The effectiveness of the EtO sterilization cycle depends on the level of relative humidity and temperature in the cycle, thus it is important to monitor and validate these parameters through the process. Ellab’s combined temperature and relative humidity sensors provide an all-in-one solution. The robustness of Ellab sensors allows you to validate a complete cycle, even with the presence of EtO, which will significantly reduce setup time.
The TrackSense® Pro logger for EtO sterilization is made of stainless steel and its electronics are hermetically sealed, which protects the equipment from chemical exposure. The majority of Ellab equipment has an ATEX certification that accredits it as intrinsically safe.
The requirements and recommendations for EtO sterilization validation vary from country to country. The ISO standard 11135, “Validation and routine control of ethylene oxide sterilization,” provides astandard that is commonly accepted and used worldwide as the reference for the control of EtO sterilization. This standard offers a guideline about the information that needs to be documented for each phase of the cycle, and provides the minimum number of temperature and relative humidity measuring points depending on the size of the chamber.
When validating an EtO sterilization process, it is necessary to perform a mapping of the chamber and monitor temperature and relative humidity to evaluate the performance of EtO sterilization. Both empty and loaded chamber tests are required.
It is recommended that the acceptance criteria for the performance of the EtO sterilization is formulated from a worst-case scenario perspective.
Depending on the size of the chamber, ISO standard 11135 provides a recommendation on the number of temperature and relative humidity sensors required for validation. The location of the sensors must provide a useful representation of the behavior of the chamber throughout the cycle. The creation of a thermal map with an empty chamber provides the location of the most critical points to monitor during the process (ex. cold spot).
Creating and documenting sensor positioning is an important part of the documentation for the process control. Using the Unit tool inside the ValSuite™ Pro software, it is possible to have a documented map of sensor placement that will facilitate repeatable and comparable studies.
Once the position of the sensors in the chamber has been documented, it is necessary to observe the sensor position on the product. ValSuite™ software facilitates the documentation of sensor placement in the cold spot by allowing users to include descriptions and pictures for all of the channels used.
If real time data feed is needed, the TrackSense® Pro equipment can be expanded with the SKY option so the information collected can be viewed in real-time from your PC.

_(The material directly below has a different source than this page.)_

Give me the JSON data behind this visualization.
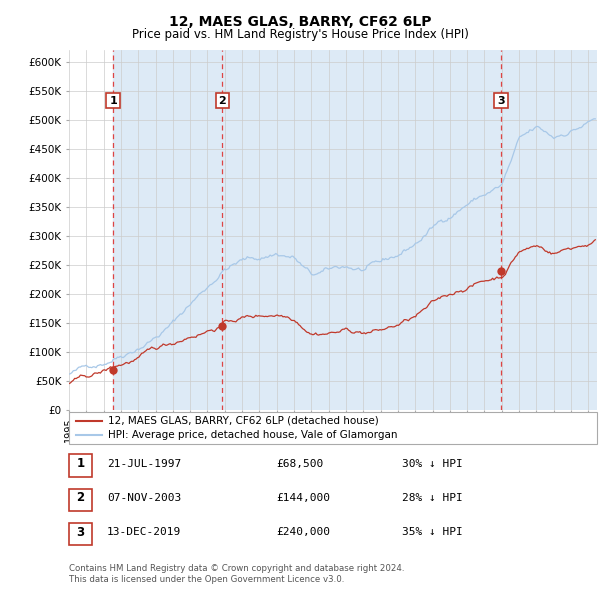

Once all data is collected, the user must observe the characteristics of the process. When analyzing temperature, it is usually required that the variation in load temperature measurements must be not greater than 2°C. The variation in the wall temperature must be not greater than 5°C.
In terms of relative humidity, the difference between the sensors must be not more than 20%, when working in a range of 40 to 85%.
The ValSuite™ Pro Software provides tools to analyze the performance of the vessel in all phases of the process. The use of time-markers help to generate graphical and analytical reference points in the data collected. Statistics calculations such as min, max and delta as well as evaluation of the calculated statistics is also available in the software. The limit report offers a quick evaluation of the process which informs the user if the established criteria has been met (ex. sensors maintain a specified temperature range).
ValSuite™ Pro software integrates all calculations into self-generated reports without the need to export data into other software. Reports can also include the placement of the loggers inside the vessel and descriptive pictures of sensor positioning. Please see the example of the PDF document. Generating ValSuite™ reports provides the highest data security for the results due to the FDA 21 CFR Part 11 compliance.